I decided to create this blog to share my journey into what happened, why it happened, and what I’m going to take away from my experience. You see, there are several ways to interpret these “inconvenient" life events (let’s call these ILEs). You can genuinely see them as setbacks and let them take over your thoughts. You can blame yourself or others (or even a higher being) and dwell on the reasons why such ILE happened to happen to good, ol’ you.

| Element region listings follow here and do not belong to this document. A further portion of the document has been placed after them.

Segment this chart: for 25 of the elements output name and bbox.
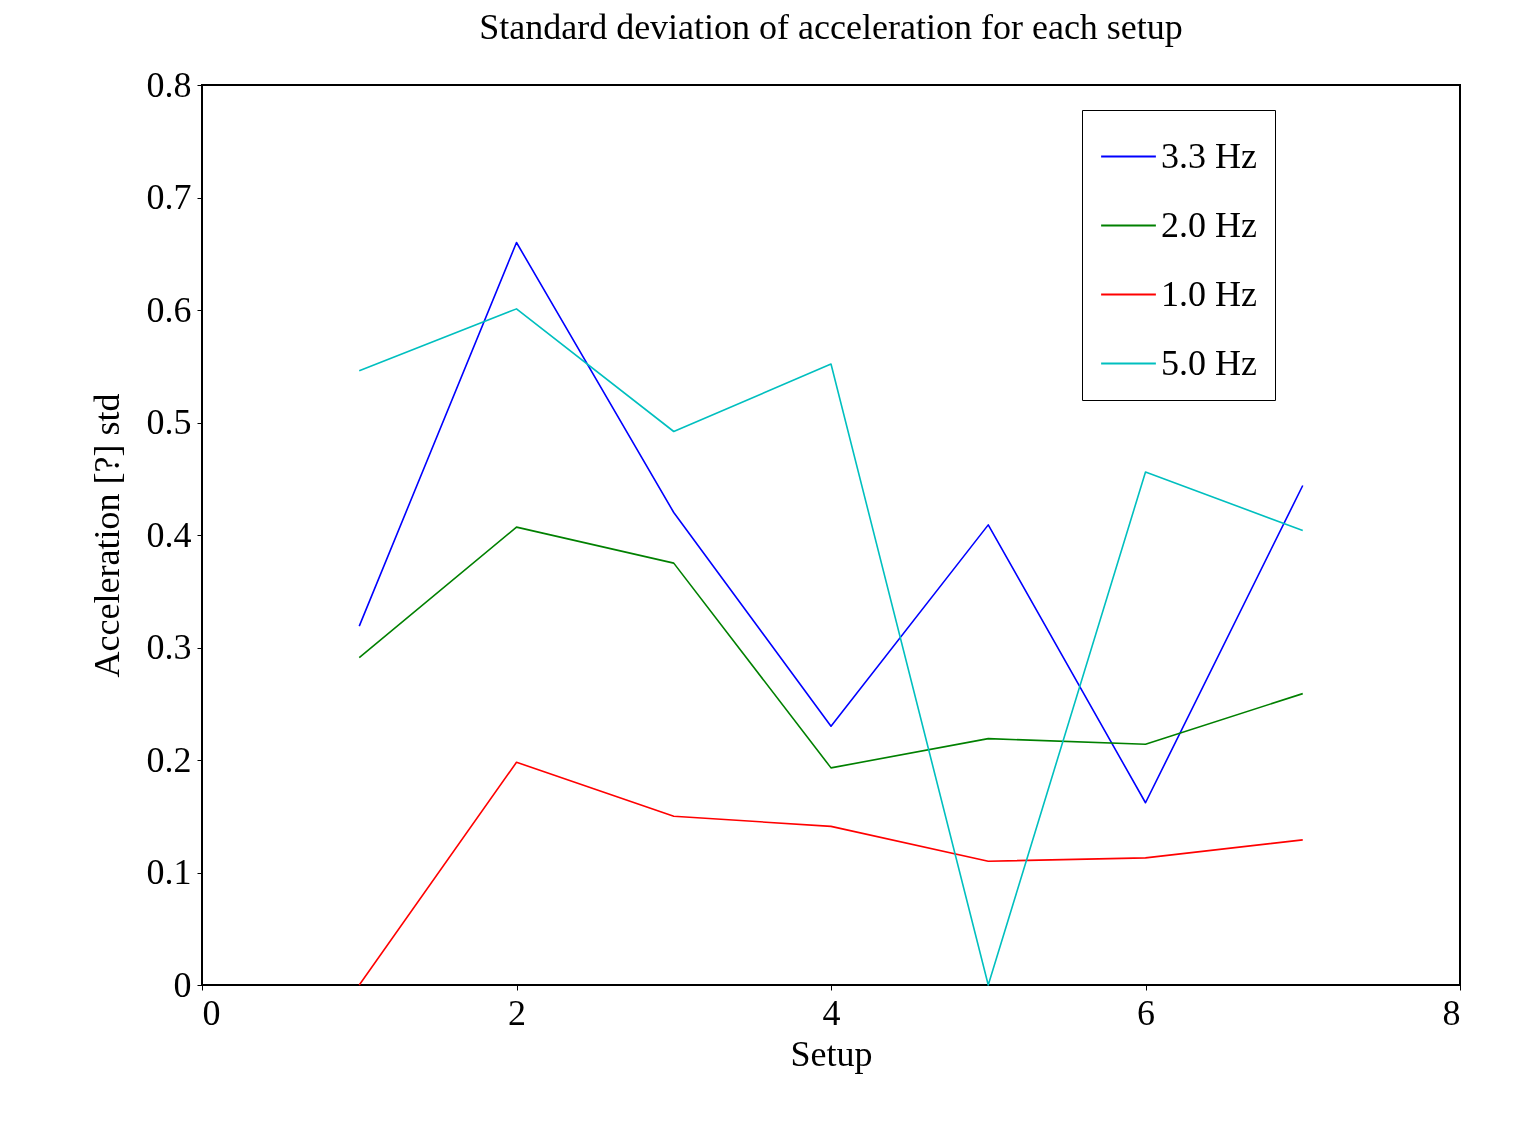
line-series — [358, 241, 1304, 804]
y-tick-label: 0 — [173, 964, 192, 1005]
x-tick-label: 0 — [202, 992, 221, 1033]
y-tick-label: 0.6 — [146, 289, 192, 330]
y-tick-label: 0.1 — [146, 852, 192, 892]
legend-label: 1.0 Hz — [1161, 273, 1257, 314]
chart-title: Standard deviation of acceleration for each setup — [479, 7, 1183, 47]
y-tick-label: 0.2 — [146, 739, 192, 780]
line-series — [358, 761, 1304, 986]
x-axis-title: Setup — [790, 1033, 873, 1074]
legend-label: 2.0 Hz — [1161, 204, 1257, 245]
y-tick-label: 0.5 — [146, 402, 192, 442]
x-tick-label: 2 — [508, 992, 526, 1033]
x-tick-label: 6 — [1137, 992, 1155, 1033]
x-tick-label: 8 — [1442, 992, 1461, 1033]
y-tick-label: 0.7 — [146, 177, 192, 217]
line-series — [358, 308, 1304, 986]
legend-label: 5.0 Hz — [1161, 342, 1257, 383]
y-axis-title: Acceleration [?] std — [86, 393, 127, 678]
legend-label: 3.3 Hz — [1161, 135, 1257, 176]
y-tick-label: 0.4 — [146, 514, 192, 555]
y-tick-label: 0.3 — [146, 627, 192, 667]
line-series — [358, 526, 1304, 769]
y-tick-label: 0.8 — [146, 64, 192, 105]
x-tick-label: 4 — [822, 992, 841, 1033]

Me? I gracefully embraced my ILE. I am continuing to learn from it every day, even in my hospital room on Post-Op Day 7. You see, blogging on Cardiac Transplant Post-Op Day 7 is record-setting.

This project will become my creative space to tell my story, promote health and wellness, give out any life tips as needed, and advocate for transplant research & organ donation. I may ramble endlessly, or do a few “Top Ten” Lists to change things around. Some posts will be longer than others, but I’m generally a concise & straightforward person.

I won’t keep you bored. 

I would like to end each post with a tasteful quote, lyric, photo, or book suggestion, so here goes my first one:

“At nearly 80, with a scattering of medical and surgical problems, none disabling, I feel glad to be alive — "I'm glad I'm not dead!" sometimes bursts out of me when the weather is perfect.” 

Tastefully stated by Oliver Sacks (one of my influencers, a clinician-storyteller with a beautiful knack for words, who died in 2015 of metastatic cancer).